Das NÖ-Klinikum in Waidhofen/Ybbs beherbergt drei Arztpraxen
Das Klinikum Waidhofen an der Ybbs wird umstrukturiert.
Mit mittlerweile drei privaten Ordinationen innerhalb des Spitalskomplexes bietet sich im Landesklinikum Waidhofen/Ybbs eine besondere Symbiose in der medizinischen Dienstleistung. Weil sich die medizinischen Aufgaben des Klinikums laut NÖ Gesundheitsplan 2040+ massiv verändern, kommt der Ansiedelung der Mediziner auch besondere Bedeutung zu.
Gleich vorneweg: Dass die Klinik eine Art strategischer Modellfall für ein Kombi-Projekt aus Ärztehaus und Spital werden könnte, wird von der Landesgesundheitsagentur (LGA) nicht bestätigt. Es habe sich lediglich so ergeben, dass zu den bereits zwei bestehenden Ordinationen im Klinikum-Gebäude noch eine dritte dazukam. Eine vierte sei derzeit nicht geplant, heißt es auf KURIER-Anfrage.
Lungenfacharzt
Zuletzt hat nun der seit vielen Jahren in Waidhofen arbeitende Lungenfacharzt Alexander Lindemeier seine Ordination vom Südtirolerplatz in neue Räume im Landesklinikum übersiedelt. Der Facharzt für Pneumologie und Innere Medizin könne am neuen Standort seine Möglichkeiten einer modernen und gut erreichbaren Versorgung im Bereich der Atemwegs- und Lungenerkrankungen erweitern, wird von der LGA beschrieben.
Ärztlicher Direktor Prim. Stefan Leidl, Kaufmännische Direktorin Jacqueline Kreismayr, Gudrun Lindemeier, Dr. Alexander Lindemeier, Pflegedirektorin Doris Fahrnberger-Schober.
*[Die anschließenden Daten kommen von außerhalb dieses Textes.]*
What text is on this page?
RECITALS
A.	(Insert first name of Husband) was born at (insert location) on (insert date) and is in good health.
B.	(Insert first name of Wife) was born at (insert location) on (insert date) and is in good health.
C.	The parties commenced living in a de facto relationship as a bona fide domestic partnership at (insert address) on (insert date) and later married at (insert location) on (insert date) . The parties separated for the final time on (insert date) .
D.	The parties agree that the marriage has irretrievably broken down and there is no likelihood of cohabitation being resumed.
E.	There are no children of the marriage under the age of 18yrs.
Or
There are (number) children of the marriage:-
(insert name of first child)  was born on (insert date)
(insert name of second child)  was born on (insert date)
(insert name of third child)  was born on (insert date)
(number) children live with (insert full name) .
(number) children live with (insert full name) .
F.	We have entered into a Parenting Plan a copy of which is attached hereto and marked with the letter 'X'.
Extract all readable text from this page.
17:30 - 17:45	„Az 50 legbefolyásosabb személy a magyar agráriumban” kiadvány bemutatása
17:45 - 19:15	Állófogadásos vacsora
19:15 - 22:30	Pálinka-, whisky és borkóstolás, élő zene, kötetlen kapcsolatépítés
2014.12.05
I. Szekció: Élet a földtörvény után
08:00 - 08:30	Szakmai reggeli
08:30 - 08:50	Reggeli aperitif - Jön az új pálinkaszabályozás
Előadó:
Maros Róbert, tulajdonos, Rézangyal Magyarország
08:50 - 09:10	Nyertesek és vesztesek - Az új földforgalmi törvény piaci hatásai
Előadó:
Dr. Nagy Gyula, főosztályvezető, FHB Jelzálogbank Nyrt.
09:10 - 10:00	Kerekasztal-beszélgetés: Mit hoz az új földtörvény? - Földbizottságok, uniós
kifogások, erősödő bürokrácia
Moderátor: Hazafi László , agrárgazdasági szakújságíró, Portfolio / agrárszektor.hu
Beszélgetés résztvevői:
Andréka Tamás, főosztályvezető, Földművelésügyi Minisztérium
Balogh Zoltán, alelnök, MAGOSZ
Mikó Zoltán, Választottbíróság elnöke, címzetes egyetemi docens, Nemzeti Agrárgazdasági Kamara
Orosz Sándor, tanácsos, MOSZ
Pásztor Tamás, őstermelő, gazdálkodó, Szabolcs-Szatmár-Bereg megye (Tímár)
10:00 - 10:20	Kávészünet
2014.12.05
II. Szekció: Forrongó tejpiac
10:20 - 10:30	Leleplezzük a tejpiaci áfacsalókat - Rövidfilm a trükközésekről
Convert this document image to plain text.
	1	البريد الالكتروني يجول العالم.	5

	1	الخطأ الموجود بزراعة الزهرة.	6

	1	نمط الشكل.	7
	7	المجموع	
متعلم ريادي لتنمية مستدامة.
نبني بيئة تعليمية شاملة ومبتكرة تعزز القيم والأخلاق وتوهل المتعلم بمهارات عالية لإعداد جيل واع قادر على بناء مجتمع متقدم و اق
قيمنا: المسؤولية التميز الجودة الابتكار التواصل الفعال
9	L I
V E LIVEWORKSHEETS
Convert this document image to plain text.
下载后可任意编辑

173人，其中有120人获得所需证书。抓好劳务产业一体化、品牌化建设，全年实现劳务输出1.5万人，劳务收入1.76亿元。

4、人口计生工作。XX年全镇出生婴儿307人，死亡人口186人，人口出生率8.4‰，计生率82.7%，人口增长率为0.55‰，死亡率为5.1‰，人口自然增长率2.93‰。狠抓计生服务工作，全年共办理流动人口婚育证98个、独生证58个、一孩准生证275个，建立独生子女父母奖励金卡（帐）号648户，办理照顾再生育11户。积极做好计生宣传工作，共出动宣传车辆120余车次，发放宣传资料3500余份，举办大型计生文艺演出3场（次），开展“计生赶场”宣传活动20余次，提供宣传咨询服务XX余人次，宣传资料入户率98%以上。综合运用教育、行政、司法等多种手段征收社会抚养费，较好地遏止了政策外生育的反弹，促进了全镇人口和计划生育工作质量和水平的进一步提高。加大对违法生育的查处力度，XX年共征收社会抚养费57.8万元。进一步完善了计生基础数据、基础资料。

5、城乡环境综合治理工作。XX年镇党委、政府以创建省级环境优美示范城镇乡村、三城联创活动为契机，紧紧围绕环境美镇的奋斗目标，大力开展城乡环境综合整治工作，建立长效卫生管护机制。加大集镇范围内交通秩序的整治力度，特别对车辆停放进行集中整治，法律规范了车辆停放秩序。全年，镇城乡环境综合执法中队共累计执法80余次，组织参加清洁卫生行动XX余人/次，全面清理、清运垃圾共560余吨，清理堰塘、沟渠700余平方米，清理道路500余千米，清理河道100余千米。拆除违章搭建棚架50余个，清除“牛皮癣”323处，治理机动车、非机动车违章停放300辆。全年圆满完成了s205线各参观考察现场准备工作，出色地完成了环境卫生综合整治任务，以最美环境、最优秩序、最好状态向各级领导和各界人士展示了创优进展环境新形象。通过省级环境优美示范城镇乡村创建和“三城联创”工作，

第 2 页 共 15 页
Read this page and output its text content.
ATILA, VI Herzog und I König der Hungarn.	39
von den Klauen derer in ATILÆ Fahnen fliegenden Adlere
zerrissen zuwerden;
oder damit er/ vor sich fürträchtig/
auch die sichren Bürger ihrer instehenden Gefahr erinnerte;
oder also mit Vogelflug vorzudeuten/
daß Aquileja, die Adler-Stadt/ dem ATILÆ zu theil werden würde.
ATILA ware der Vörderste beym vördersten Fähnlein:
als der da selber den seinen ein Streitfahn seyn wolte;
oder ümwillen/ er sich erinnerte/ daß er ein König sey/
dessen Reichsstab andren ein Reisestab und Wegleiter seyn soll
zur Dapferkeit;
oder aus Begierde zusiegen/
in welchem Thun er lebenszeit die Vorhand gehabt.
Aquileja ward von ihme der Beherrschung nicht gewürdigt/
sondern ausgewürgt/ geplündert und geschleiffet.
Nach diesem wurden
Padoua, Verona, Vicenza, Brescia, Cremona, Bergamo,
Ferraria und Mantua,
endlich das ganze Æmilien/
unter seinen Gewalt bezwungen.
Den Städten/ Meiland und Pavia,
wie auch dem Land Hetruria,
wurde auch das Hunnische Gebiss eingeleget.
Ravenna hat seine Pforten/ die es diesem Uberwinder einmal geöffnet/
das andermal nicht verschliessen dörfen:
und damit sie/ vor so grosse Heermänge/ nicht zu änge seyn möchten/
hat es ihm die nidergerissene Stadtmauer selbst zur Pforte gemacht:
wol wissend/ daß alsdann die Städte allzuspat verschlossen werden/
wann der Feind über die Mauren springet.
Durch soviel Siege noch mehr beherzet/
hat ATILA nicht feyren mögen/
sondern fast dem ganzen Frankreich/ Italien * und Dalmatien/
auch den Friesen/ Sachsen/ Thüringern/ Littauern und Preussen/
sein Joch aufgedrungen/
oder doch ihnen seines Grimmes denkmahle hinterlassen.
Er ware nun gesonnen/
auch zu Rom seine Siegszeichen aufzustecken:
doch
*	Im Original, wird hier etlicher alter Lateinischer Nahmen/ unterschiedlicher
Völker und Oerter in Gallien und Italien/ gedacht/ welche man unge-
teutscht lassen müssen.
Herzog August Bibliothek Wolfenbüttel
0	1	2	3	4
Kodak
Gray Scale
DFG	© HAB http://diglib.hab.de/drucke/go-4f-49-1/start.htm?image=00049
Damit ergänzt Lindemeier, der Kassenarzt ist, die dort bereits etablierte Ordination für Augenheilkunde von Moritz Schmid sowie die Arztpraxis der Allgemeinmedizinerin Christine Schmid.
Standortstärkung
Das Ärztetrio stärke den Standort als wichtigen medizinischen Versorgungsbereich für Waidhofen, heißt es in einer Aussendung des Klinikums. „Wir freuen uns sehr über den Einzug der neuen Facharztordination und darüber, dass sie das bestehende medizinische Angebot am Standort sinnvoll erweitert“, ergänzt die kaufmännische Direktorin des Waidhofner Klinikums, Jacqueline Kreismayr. Der ärztliche Leiter des Hauses, Primar Stefan Leidl, verweist auf die Vorteile für die Patienten. Die hätten bei notwendigen Überweisungen vom Klinikum zum Facharzt oder umgekehrt künftig nur kurze Wege zurückzulegen.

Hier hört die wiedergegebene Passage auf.